Useful command to see the load and statistics of the DPA is:
show controllers dpa statistics global
This command shows all the non-zero counter, that give you insight into the type and number of packets punted from network interfaces to RP CPU, injected from RP CPU towards network interfaces, and the numer of packets dropped:
RP/0/RP0/CPU0:xrv9k-01#show controllers dpa statistics global Index Debug Count ---------------------------------------------------------------------------- 350 TBPG L2 mailbox events 1 Index Punt Count ---------------------------------------------------------------------------- 1500 CDP 46790 1503 ARP 212 1611 IFIB 595305 1776 LLDP 94037 2001 IPv4 incomplete Tx adjacency 2 Index Inject Count ---------------------------------------------------------------------------- 744 CLNS multicast from fabric pre-route 321250 749 IPv4 from fabric 273993 765 Inject to fabric 595245 766 Inject to port 141033 Index Drop Count ---------------------------------------------------------------------------- 416 Egress UIDB in down state 1 474 IPv4 egress UIDB down 2 673 Pre-route PIT lookup missed 2
Useful commands to see the load and statistics of each NP in the system are:
show controllers np load all
show controllers np counters all
NP on ASR9000 has a rich set of counters that show you the number, rate and type of processed and dropped packets,.

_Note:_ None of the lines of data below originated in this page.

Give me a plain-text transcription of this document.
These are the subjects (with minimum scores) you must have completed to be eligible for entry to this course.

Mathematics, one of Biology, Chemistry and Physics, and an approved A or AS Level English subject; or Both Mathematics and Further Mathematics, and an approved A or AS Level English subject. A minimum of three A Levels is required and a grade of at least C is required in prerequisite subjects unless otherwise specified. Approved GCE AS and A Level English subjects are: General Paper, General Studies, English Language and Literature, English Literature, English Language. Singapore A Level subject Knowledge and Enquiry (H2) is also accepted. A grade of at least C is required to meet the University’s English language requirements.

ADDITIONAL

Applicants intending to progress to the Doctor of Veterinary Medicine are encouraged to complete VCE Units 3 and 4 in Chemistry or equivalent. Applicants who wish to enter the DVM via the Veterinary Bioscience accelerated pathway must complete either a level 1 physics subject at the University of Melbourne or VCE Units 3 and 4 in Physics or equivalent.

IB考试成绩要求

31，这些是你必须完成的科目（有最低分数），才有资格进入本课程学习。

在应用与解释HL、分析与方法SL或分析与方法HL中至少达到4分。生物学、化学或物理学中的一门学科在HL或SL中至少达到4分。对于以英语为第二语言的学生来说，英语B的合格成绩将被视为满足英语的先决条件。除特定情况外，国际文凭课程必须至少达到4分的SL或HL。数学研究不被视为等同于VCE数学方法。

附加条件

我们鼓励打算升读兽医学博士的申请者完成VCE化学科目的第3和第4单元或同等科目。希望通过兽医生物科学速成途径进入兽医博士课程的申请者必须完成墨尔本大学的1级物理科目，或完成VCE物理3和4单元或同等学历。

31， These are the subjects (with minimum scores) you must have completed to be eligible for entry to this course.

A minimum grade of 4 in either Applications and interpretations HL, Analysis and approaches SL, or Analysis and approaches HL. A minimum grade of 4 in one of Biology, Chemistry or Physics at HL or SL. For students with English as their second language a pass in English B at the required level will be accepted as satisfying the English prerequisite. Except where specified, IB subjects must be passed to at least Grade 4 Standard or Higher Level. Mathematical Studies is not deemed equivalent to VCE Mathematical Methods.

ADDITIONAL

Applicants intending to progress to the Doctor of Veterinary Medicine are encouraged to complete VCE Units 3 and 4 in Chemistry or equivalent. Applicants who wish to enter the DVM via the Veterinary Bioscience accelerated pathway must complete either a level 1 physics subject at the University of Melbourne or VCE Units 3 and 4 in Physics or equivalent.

RP/0/RSP0/CPU0:ASR9k-B#show controllers np load all Node: 0/0/CPU0: ---------------------------------------------------------------- Load Packet Rate NP0: 0% utilization 937 pps NP1: 0% utilization 538 pps RP/0/RSP0/CPU0:ASR9k-B#
RP/0/RSP0/CPU0:ASR9k-B#show controllers np counters all Node: 0/0/CPU0: ---------------------------------------------------------------- Show global stats counters for NP0, revision v4 Last clearing of counters for this NP: NEVER Read 92 non-zero NP counters: Offset Counter FrameValue Rate (pps) ------------------------------------------------------------------------------------- 16 MDF_TX_LC_CPU 25475368 10 17 MDF_TX_WIRE 681957877 267 21 MDF_TX_FABRIC 683500690 267 33 PARSE_FAB_RECEIVE_CNT 681767730 267 37 PARSE_INTR_RECEIVE_CNT 1323024637 517 41 PARSE_INJ_RECEIVE_CNT 13949634 5 45 PARSE_ENET_RECEIVE_CNT 677655725 265 49 PARSE_TM_LOOP_RECEIVE_CNT 49331192 19 53 PARSE_TOP_LOOP_RECEIVE_CNT 1520846 1 109 RSV_DROP_EGR_UIDB_NO_MATCH 10 0 146 RSV_DROP_IPV4_RXADJ_DROP 1 0 164 RSV_DROP_ING_LAG_NO_MATCH 3 0 241 RSV_DROP_MPLS_LEAF_NO_MATCH 1312 0 <. . .>
As a standard BGP RR is not in the forwarding path, all packets received on network interface are punted to control-plane. The data-path element on a BGP RR performs a small number of simple operations before packets are punted to control-plane. As the data-path element is unlikely to be a point of congestion, the only element on the line card that needs monitoring are the LPTS stats.
Please note that in case of XRv9k, hardware statisitics map to the vPP
Command:
show lpts pifib hardware police location <location> | inc "Node|flow_type|BGP"
Example:
RP/0/RP0/CPU0:xrv9k-01#sh lpts pifib hardware police location 0/0/CPU0 | i "Node|flow_type|BGP" Node 0/0/CPU0: flow_type priority sw_police_id hw_policer_addr Cur. Rate burst static_avgrate avgrate_type AggrAccepts AggrDrops TOS Value BGP-known high 6 220 50000 1250 2500 Global 16401392 0 01234567 BGP-cfg-peer medium 7 221 4000 1000 2000 Global 355976 1563 01234567 BGP-default low 8 222 3000 750 1500 Global 5212380 0 01234567 RP/0/RP0/CPU0:xrv9k-01#
What to look for:
If a significant jump in AggDrops against BGP-known flow type is observed, start looking for network topology changes that have triggered such massive control plane churn.
Telemetry data path:
Cisco-IOS-XR-lpts-pre-ifib-oper:lpts-pifib
Note: LPTS stats counters can be cleared. Your monitoring system must account for this possibility.
SPP is the first enttity on the route processor or line card CPU that receives the packet punted from the NP or DPA via internal fabric, and the last point in the software packet processing before it is handed over to the fabric for injection into the NP or DPA.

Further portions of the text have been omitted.